Micah 5:4 He will stand and shepherd his flock
in the strength of the Lord,
in the majesty of the name of the Lord his God.
And they will live securely,
for then his greatness
will reach to the ends of the earth.
This passage as a whole is famous because it’s the one the “experts in the Law,” referenced when King Herod asked where the Messiah was to be born. (Matthew 2:3-6) The shocking thing is that, knowing this accurate prophecy, those religious leaders didn’t seek out the Messiah themselves, when the Magi had come saying they had seen His star in the east. They had become political, interested in preserving their entrenched power, and were actually on Herod’s side in wanting to get any such “disturbing influence” out of the way. This verse describes a very different order of things than what those religious leaders were depending on. We tend to like things to stay as we are used to them, even when the new might be far better. The first line of the next verse brings out the difficulties of Bible translation, and thus interpretation of what it means. The NIV says, “And He will be their peace,” which sounds beautiful and meaningful as part of the description of the Messiah. However, the Japanese says, “Peace will come about in the following way.” That was downright jarring in contrast when I read it just now. I’m no Hebrew scholar, but I do know that Hebrew is written essentially in all consonants, with little “punctuation marks” to indicate the vowels, so minor differences can change the meaning drastically. I am moved by what the NIV says here, but I can see that the Japanese might well be what was originally written. This shows that any time we read the Bible we need the guidance of the Holy Spirit, because He knows what He caused to be written!
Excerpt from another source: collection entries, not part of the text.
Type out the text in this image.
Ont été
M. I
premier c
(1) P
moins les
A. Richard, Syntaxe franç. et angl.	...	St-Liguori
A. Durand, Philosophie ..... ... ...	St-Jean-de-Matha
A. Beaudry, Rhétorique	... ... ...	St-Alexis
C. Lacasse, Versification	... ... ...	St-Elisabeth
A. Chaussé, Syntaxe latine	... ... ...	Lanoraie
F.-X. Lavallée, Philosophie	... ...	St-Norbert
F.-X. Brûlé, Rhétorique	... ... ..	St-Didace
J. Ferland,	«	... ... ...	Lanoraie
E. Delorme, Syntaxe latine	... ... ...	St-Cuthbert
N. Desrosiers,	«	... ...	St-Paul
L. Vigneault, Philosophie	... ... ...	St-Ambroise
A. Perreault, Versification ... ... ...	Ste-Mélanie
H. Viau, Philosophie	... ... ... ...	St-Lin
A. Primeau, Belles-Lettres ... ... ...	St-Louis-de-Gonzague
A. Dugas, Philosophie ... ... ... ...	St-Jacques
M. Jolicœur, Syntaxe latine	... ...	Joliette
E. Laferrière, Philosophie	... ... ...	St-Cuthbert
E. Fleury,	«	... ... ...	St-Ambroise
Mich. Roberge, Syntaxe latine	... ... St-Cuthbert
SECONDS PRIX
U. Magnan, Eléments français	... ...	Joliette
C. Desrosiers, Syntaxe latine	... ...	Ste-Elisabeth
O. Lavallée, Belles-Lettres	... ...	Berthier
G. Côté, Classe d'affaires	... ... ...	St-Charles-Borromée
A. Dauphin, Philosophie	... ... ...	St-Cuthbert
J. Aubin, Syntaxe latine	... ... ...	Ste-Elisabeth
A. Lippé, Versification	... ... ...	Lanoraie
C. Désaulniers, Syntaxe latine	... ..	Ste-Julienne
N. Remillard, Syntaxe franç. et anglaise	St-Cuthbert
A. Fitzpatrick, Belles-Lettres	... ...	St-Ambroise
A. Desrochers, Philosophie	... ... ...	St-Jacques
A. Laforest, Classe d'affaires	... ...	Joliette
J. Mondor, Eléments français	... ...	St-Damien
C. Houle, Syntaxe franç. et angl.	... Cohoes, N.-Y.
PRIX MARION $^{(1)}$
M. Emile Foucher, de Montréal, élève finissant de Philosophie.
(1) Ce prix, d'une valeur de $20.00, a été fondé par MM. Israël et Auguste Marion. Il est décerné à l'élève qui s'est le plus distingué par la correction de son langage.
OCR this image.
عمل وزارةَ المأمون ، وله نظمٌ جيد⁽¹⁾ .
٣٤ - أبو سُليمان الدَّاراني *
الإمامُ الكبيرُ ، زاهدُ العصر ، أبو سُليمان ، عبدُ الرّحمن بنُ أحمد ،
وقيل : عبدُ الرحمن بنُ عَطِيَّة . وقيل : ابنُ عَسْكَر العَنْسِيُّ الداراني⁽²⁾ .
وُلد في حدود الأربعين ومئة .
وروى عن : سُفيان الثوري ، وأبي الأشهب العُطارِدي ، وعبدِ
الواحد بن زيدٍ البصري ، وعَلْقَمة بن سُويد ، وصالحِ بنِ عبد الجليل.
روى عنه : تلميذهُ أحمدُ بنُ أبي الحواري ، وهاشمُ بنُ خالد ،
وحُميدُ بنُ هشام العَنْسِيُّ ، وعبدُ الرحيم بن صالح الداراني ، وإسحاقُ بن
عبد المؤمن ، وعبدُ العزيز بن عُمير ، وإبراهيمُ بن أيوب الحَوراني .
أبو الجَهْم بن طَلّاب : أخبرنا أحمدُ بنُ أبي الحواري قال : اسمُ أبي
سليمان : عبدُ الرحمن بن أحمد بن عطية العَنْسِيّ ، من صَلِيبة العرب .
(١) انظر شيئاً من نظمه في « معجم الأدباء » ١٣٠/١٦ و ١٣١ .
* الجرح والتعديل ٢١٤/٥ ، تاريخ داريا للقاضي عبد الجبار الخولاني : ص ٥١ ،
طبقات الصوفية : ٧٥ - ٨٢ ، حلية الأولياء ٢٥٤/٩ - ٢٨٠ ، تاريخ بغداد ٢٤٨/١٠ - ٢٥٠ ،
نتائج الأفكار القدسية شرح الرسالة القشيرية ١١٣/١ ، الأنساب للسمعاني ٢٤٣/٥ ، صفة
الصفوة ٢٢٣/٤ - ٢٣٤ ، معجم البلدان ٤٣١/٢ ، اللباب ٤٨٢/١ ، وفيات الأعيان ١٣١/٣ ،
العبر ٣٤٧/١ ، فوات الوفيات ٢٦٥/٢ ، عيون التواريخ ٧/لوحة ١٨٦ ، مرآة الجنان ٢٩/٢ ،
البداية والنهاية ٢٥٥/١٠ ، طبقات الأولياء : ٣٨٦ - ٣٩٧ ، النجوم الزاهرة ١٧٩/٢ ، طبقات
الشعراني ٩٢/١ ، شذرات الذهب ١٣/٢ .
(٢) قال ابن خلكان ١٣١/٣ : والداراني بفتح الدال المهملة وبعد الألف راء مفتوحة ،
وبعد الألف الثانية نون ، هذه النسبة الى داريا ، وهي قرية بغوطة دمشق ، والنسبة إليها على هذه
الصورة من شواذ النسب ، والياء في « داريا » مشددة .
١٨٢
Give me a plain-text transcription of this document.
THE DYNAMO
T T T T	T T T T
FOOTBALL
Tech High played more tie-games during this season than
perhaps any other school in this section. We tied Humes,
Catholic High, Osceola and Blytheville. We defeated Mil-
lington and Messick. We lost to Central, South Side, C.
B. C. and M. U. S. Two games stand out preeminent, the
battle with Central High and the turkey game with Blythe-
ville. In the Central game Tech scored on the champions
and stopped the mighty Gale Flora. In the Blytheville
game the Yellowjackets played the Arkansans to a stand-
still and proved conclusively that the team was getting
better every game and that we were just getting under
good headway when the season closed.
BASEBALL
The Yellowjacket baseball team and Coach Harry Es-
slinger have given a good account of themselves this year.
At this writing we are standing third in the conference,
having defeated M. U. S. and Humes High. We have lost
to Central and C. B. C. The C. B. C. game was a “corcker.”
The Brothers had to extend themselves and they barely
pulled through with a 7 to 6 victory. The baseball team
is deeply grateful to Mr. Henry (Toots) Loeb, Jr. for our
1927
I grew up in a home that was steeped in the Bible. My father had gotten his Master’s degree in Biblical Hebrew and his Doctorate in Biblical Greek, and he taught both of those languages in Japanese. The Bible was deeply revered in our home, but there was full understanding that no translation had a monopoly on accuracy, so we needed to seek what the Author had intended for any passage. My personal struggle was very similar to that of the religious leaders who talked with Herod. It wasn’t that I had power and authority particularly, but that I was so familiar with the words that I failed to apply them. I have long maintained that James 1:22 was written expressly for me: “Do not merely listen to the word, and so deceive yourselves. Do what it says.” Knowing the words, and even being able to compare different translations the way I have just done, means nothing if I’m not applying what is said. I do need to seek the Lord as to the meaning of each passage, but even more, I need to seek Him for how I am to apply that in my life. Only then will it indeed be “a lamp to my feet and a light to my path.” (Psalm 119:105)
Father, thank You for this reminder. It’s very appropriate when I am “burned out on Christmas.” The words are still true, they are still glorious, and I need to let them fill and operate through me, so that I may be an effective conduit of Your grace and mercy to others. I ask for fresh anointing today and tomorrow as I tell the Christmas story to my school classes. I ask You to give them ears and hearts to hear, and I ask You to speak freely through me, for their salvation and Your glory. Thank You. Hallelujah!